Open Source DataThe software world has made tremendous strides through open-source development. Is it time for an open-source movement in data science?

It's a provocative idea, but I would argue that the advantages of open-sourcing data outweigh the disadvantages. I would also argue that open-source data is coming our way regardless of how we might feel about it. If we prepare for the change, we may be able to manage the risks more effectively.

The chief advantage that open-sourcing has brought to software development is sheer speed. Just a few years ago, all of us were using proprietary software that had been built, run, and maintained by Microsoft and other companies. These companies built their products in a vacuum, without obtaining feedback from outside developers or sharing their ideas with them. Certainly, these companies brought us amazing innovations, and it's likely that innovations would have kept on coming even without the contributions of the open-source community.

Today, we can use, run, and modify - to our hearts' content - countless freely available open-source software products. And as more people contribute to building out the software, innovation cycles become faster, far faster than would be the case if open-sourcing hadn't overtaken the software industry.

So why not open-source data? Imagine how it could serve the public good.

Healthcare. We could find effective cures for cancer and other diseases far more quickly if we gave the right people access to all the medical data available in the world.

Consumers. Open-source data could benefit consumers in countless ways. One example: the publication of aggregate billing and power-consumption data from utility companies could be used to help customers identify ways to reduce energy consumption and costs. Lobbying groups could use similar data to press regulators into reducing utility rates, which also would benefit consumers.

Government. I recently met with a Department of Transportation CIO who wants to publish as much data as feasible about roads and traffic in his state. This data could be used by manufacturers of self-driving cars, which need access to massive amounts of data to navigate roads and traffic. Other government agencies also are making data available to the public. Check out the federal government's data.gov website, for example.

The data.gov website makes a compelling point about the value of open-sourcing. "Open government data is important because the more accessible, discoverable, and usable data is, the more impact it can have. These impacts include, but are not limited to: cost savings, efficiency, fuel for business, improved civic services, informed policy, performance planning, research and scientific discoveries, transparency and accountability, and increased public participation in the democratic dialogue."
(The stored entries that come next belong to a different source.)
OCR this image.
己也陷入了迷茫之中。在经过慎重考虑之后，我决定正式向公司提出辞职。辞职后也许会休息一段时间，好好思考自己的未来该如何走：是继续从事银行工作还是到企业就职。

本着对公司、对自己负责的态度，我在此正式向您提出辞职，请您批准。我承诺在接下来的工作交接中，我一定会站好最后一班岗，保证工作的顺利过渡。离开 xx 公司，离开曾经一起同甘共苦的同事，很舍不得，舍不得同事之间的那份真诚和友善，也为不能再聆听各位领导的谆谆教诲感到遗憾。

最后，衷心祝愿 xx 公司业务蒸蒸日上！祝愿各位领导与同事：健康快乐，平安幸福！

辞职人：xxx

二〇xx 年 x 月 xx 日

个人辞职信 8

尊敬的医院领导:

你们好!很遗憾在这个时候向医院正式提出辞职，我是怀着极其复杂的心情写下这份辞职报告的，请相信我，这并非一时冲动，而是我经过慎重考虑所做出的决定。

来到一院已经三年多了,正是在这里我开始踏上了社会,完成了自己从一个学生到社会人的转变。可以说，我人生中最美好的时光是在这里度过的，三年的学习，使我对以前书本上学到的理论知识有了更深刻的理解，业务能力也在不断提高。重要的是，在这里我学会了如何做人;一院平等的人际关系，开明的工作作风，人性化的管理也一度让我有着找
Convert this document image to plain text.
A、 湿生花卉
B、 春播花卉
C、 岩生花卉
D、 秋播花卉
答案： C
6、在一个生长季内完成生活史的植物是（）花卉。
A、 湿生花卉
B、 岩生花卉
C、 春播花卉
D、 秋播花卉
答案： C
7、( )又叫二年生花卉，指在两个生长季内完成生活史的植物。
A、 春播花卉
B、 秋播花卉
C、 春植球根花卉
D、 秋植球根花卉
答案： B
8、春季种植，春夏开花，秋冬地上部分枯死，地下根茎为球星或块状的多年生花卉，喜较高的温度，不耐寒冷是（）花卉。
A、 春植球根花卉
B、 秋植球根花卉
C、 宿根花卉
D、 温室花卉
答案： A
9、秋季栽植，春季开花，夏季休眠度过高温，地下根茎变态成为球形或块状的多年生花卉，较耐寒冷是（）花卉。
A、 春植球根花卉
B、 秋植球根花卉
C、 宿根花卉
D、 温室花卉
I agree with that point of view, and it's why I advocate open-source data.

Of course, there is another point of view. Although open-sourcing means making data accessible to people who have good intentions, it also means making data available to hostile parties. And that can put personal privacy - or what's left of it - and public safety at risk.

While massive volumes of healthcare data could be used by researchers in the quest for the cure for cancer, the same data could be used by employers to identify and get rid of employees or prospective employees who have (or are at risk for) cancer. Data related to the power grid and the nation's roads and highways could be used by terrorists to wreak havoc and cause deaths.

There are ways to limit such problems, although I'm not sure how effective they might be. Organizations that elect to release their data will need to strip or mask the individually identifying information without compromising the value of the data. They'll need to ensure compliance with regulatory requirements and privacy laws and consider the implications of letting competitors see their data. And of course, they'll have to decide whether releasing particular data sets would be of benefit to terrorists and other hostile parties.

One way to ease the transition to open-sourcing would be to establish an organization that serves as a data marketplace. In the open-source software world, the all-volunteer Apache Software Foundation plays such a role, and one of its tasks is to try to ensure that open-source software development is done for the public good. The foundation develops, stewards, and incubates more than 350 open-source projects and initiatives that cover a wide range of technologies. The sooner a similar foundation is established within the data world, the better.

Like it or not, open-sourcing is coming. If we prepare for the transition, we can anticipate and try to manage the risks while taking advantage of the benefits, notably high-speed innovation - for the public good.